Only Aid to Artisans, Ten Thousand Villages and World of Good sent welcome emails—none of which were very good. They mostly missed the opportunity to use their welcome email to reinforce their brand positioning, communicate their mission statements and get the new subscriber involved.
Ten Thousand Villages and World of Good both had a strange sign up system. First, they sent a text-only subscription confirmation email (double opt in), then an HTML email confirming the successful subscription, and then a text-only welcome email that had less information than the previous HTML email. The only new information that it had was an unsubscribe link. Upon a successful opt-in confirmation, the WBP should definitely just send an HTML welcome email and forgo any kind of opt-in confirmation email.
None of the welcome emails included whitelisting instructions, which was a huge missed opportunity.
For those that didn’t send welcome emails, they were slow in sending their regular emails. Since many only send emails monthly, if you subscribed right after they send one out, you’d be waiting nearly a month to receive anything from them.
Aid to Artisans had the best welcome email of the bunch (see below), since it had HTML branding and links to its store, donation page and events listing. But it lacked whitelisting instructions, an unsubscribe link, and any kind of statement of mission. Also, the centered text was a bit hard to read, especially since there were no blank lines or special typography to break up the text into more easily scannable bites.

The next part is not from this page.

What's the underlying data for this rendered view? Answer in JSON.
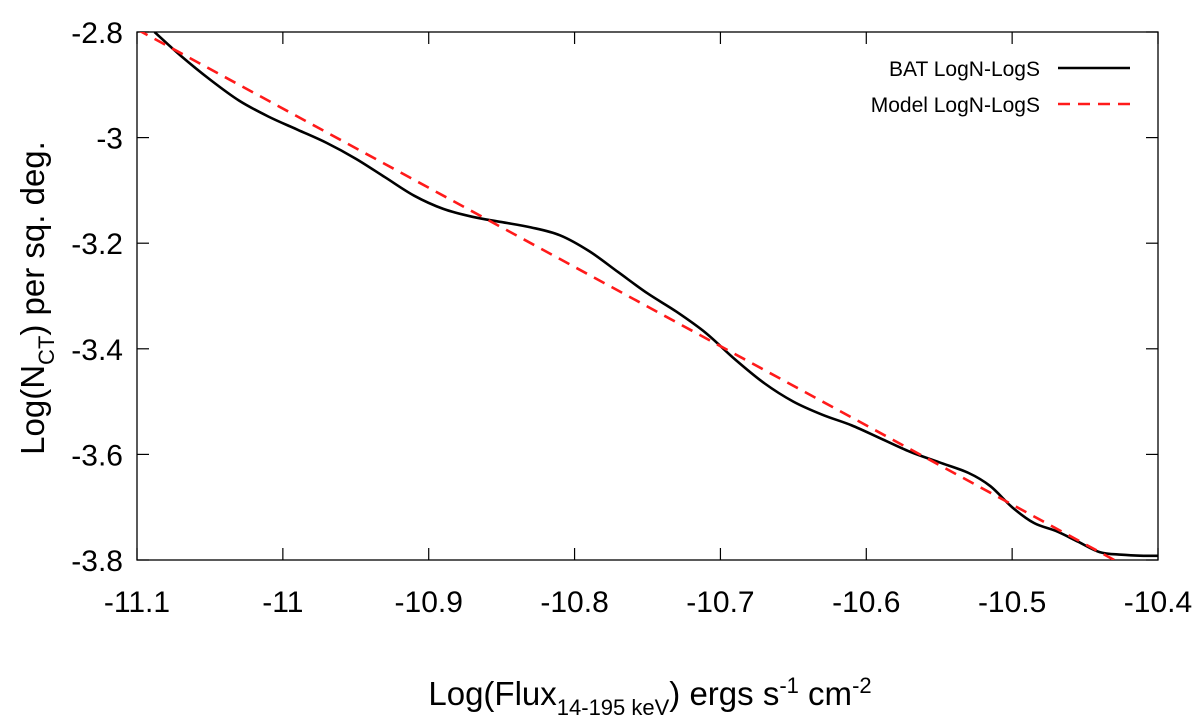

There are several things worth noting with their regular emails. First, only Ten Thousand Villages make good use of navigation bars. Aid to Artisans’ nav bar is at the bottom of most its emails, just like it is in its welcome email, although sometimes it’s on the left-hand side in column form. And Habitat for Humanity (see below) has a listing of “More Ways to Get Involved” at the bottom of their emails, but no nav bar.
Second, World of Good and Habitat’s emails featured a modular design that made it easy for them to add items to the newsletter. As you can see in the World of Good email below, it’s a little unsophisticated, but when you don’t have many people to manage your email marketing this kind of design can simplify email construction.

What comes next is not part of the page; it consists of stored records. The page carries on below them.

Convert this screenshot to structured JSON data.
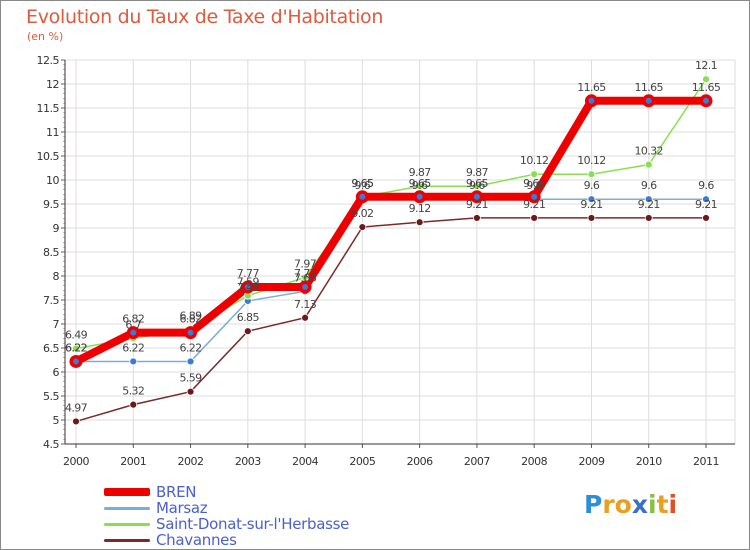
{
  "chart_data": {
    "type": "line",
    "title": "Evolution du Taux de Taxe d'Habitation",
    "unit_label": "(en %)",
    "xlabel": "",
    "ylabel": "",
    "ylim": [
      4.5,
      12.5
    ],
    "y_ticks": [
      "4.5",
      "5",
      "5.5",
      "6",
      "6.5",
      "7",
      "7.5",
      "8",
      "8.5",
      "9",
      "9.5",
      "10",
      "10.5",
      "11",
      "11.5",
      "12",
      "12.5"
    ],
    "categories": [
      "2000",
      "2001",
      "2002",
      "2003",
      "2004",
      "2005",
      "2006",
      "2007",
      "2008",
      "2009",
      "2010",
      "2011"
    ],
    "series": [
      {
        "name": "BREN",
        "color": "#ee0000",
        "values": [
          6.22,
          6.82,
          6.82,
          7.77,
          7.77,
          9.65,
          9.65,
          9.65,
          9.65,
          11.65,
          11.65,
          11.65
        ],
        "labels": [
          "6.22",
          "6.82",
          "6.82",
          "7.77",
          "7.77",
          "9.65",
          "9.65",
          "9.65",
          "9.65",
          "11.65",
          "11.65",
          "11.65"
        ]
      },
      {
        "name": "Marsaz",
        "color": "#7aaed8",
        "values": [
          6.22,
          6.22,
          6.22,
          7.48,
          7.68,
          9.6,
          9.6,
          9.6,
          9.6,
          9.6,
          9.6,
          9.6
        ],
        "labels": [
          "6.22",
          "6.22",
          "6.22",
          "7.48",
          "7.68",
          "9.6",
          "9.6",
          "9.6",
          "9.6",
          "9.6",
          "9.6",
          "9.6"
        ]
      },
      {
        "name": "Saint-Donat-sur-l'Herbasse",
        "color": "#88e050",
        "values": [
          6.49,
          6.7,
          6.89,
          7.59,
          7.97,
          9.65,
          9.87,
          9.87,
          10.12,
          10.12,
          10.32,
          12.1
        ],
        "labels": [
          "6.49",
          "6.7",
          "6.89",
          "7.59",
          "7.97",
          "9.65",
          "9.87",
          "9.87",
          "10.12",
          "10.12",
          "10.32",
          "12.1"
        ]
      },
      {
        "name": "Chavannes",
        "color": "#7a2a2a",
        "values": [
          4.97,
          5.32,
          5.59,
          6.85,
          7.13,
          9.02,
          9.12,
          9.21,
          9.21,
          9.21,
          9.21,
          9.21
        ],
        "labels": [
          "4.97",
          "5.32",
          "5.59",
          "6.85",
          "7.13",
          "9.02",
          "9.12",
          "9.21",
          "9.21",
          "9.21",
          "9.21",
          "9.21"
        ]
      }
    ]
  },
  "legend": {
    "items": [
      {
        "label": "BREN",
        "color": "#ee0000"
      },
      {
        "label": "Marsaz",
        "color": "#7aaed8"
      },
      {
        "label": "Saint-Donat-sur-l'Herbasse",
        "color": "#88e050"
      },
      {
        "label": "Chavannes",
        "color": "#7a2a2a"
      }
    ]
  },
  "logo": {
    "text": "Proxiti",
    "letters": [
      {
        "ch": "P",
        "color": "#2a8fd8"
      },
      {
        "ch": "r",
        "color": "#e8a020"
      },
      {
        "ch": "o",
        "color": "#e8a020"
      },
      {
        "ch": "x",
        "color": "#3a70c8"
      },
      {
        "ch": "i",
        "color": "#88c040"
      },
      {
        "ch": "t",
        "color": "#e8a020"
      },
      {
        "ch": "i",
        "color": "#e05020"
      }
    ]
  }
}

That email is also a good example of my third point, which is that some of these marketers make a point of highlighting the people that their activities help. Obviously the people angle is a lot of why people purchase from or get involved with these organizations. I think that profiles of the WBP’s workers, messages from staff members and pictures from events should play prominent role in the WBP emails.
All in all, Ten Thousand Villages’ email design (see below) is the closest to what we’ve developed for the WBP so far. It includes a personal angle by featuring an artisan and combines it with product images and descriptions.